Hey, hey, hey it’s tomato soup! With its buddy roasted red pepper. Oh, they’re going to hit it off so well, I just know it.
I’d never made tomato soup before – I know. What the heck? But I fixed that this week.
In the midst of some chilly winter weather I had serious a craving for grilled cheese and tomato soup, so I got to work. The recipe is inspired by one I found in the Sprouted Kitchen cookbook, only it’s a vegan version with the addition of roasted red pepper.
10 ingredients and simple seasonings – you likely have everything you need on hand right now. If you’ve never taken the leap and made your own tomato soup, now is the perfect time to do it. Besides, you already have a grilled cheese to use as a spoon. A big, cheesy, delicious spoon.
This soup can be made as intensely flavorful as you wish by simply adding more garlic, salt and pepper, fresh herbs and/or additional tomato paste. It can also be made more rich by adding real cream. I opted for almond milk to keep it dairy free, but I can imagine the real stuff would send it over the top.
I loved how filling and satisfying it was and am excited that I now have a go-to tomato soup recipe as it’s one of my favorite winter dishes. Hope you enjoy it as much as we did.
Roasted Red Pepper Tomato Soup
- 3 ripe, vine ripened tomatoes
- 3 cloves garlic
- 1/2 large yellow onion
- 1 medium red pepper
- 1 Tbsp extra virgin olive oil
- 1 28-oz. can peeled, whole plum tomatoes (I used San Marzano)
- 3-4 Tbsp tomato paste
- Sea salt and black pepper
- 1 cup low-sodium veggie broth
- 1/2 cup plain almond milk
- Preheat oven to 350 degrees F (176 C).
- Cut tomatoes and onions into wedges and remove some of the tomato seeds with your fingers. Remove seeds from red pepper and cut into even slices.

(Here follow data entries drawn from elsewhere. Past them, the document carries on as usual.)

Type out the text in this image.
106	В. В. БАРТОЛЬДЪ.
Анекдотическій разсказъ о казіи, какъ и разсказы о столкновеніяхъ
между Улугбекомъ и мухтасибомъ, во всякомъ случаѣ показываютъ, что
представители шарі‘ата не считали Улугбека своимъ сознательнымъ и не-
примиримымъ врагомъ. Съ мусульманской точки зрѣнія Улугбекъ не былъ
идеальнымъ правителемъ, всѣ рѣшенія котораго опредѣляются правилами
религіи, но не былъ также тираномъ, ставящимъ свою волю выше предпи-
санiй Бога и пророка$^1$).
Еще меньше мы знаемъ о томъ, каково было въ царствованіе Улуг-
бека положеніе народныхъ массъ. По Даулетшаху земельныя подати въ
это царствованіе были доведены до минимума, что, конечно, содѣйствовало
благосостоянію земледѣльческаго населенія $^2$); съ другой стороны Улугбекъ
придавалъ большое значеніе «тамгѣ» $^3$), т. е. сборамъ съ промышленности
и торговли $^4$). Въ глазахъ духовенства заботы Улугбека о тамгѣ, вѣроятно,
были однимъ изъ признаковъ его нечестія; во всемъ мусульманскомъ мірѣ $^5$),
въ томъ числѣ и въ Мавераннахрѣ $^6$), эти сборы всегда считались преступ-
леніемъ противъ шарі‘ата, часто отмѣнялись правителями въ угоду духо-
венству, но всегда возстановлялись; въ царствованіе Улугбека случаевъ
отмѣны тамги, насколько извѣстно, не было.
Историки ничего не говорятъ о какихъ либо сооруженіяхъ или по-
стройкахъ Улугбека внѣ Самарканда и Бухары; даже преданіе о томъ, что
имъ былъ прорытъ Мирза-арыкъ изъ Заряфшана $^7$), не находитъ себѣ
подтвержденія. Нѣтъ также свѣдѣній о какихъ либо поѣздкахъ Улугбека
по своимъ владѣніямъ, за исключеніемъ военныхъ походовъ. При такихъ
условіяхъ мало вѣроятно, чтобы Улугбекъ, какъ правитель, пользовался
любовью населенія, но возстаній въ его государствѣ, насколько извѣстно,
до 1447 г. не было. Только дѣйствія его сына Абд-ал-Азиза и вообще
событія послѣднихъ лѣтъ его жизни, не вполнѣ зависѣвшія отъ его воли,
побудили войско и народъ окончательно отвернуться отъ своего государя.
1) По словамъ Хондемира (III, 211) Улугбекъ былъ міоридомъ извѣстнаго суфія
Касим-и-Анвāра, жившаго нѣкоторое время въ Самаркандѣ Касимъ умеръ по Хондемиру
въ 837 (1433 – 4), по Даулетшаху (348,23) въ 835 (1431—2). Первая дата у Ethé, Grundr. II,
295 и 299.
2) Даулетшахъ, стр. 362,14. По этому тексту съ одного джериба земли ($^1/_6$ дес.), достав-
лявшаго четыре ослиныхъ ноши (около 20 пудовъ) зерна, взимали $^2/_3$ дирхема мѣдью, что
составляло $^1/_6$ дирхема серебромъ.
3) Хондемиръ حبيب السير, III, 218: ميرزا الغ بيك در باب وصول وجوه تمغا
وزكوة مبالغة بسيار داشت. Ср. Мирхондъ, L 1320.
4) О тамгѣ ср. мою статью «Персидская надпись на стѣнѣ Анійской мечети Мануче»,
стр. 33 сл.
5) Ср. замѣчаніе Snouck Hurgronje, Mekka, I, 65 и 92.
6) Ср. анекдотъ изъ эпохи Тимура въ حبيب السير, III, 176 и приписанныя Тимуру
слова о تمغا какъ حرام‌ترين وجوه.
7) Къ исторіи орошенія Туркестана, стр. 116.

- Place all of the veggies, including the garlic, on a baking sheet, drizzle with olive oil, a generous pinch of sea salt and black pepper and toss. Roast for 40-45 minutes, or until the veggies are tender, lightly browned and close to half their original size. Remove from oven and set aside.
- In a large pot over medium to medium-high heat, add canned tomatoes, veggie broth, tomato paste, the slightly-drained vine-ripened tomatoes and the roasted veggies. Add another pinch of salt and pepper, stir and bring to a low boil.
- Reduce heat and simmer for 10 minutes. Then use an immersion blender, food processor or blender to puree your soup (leave some whole veggies if you prefer more texture).
- Return to pot and add plain almond milk (and more broth if it’s too thick for your liking). You can also sub cream or regular milk.
- Cook for 5-10 minutes more on medium to medium-low heat and serve warm.
- Optional garnishes: pesto, oregano, parsley, roasted red pepper flake, vegan parmesan cheese, basil, garlic croutons. Will keep in the fridge for several days.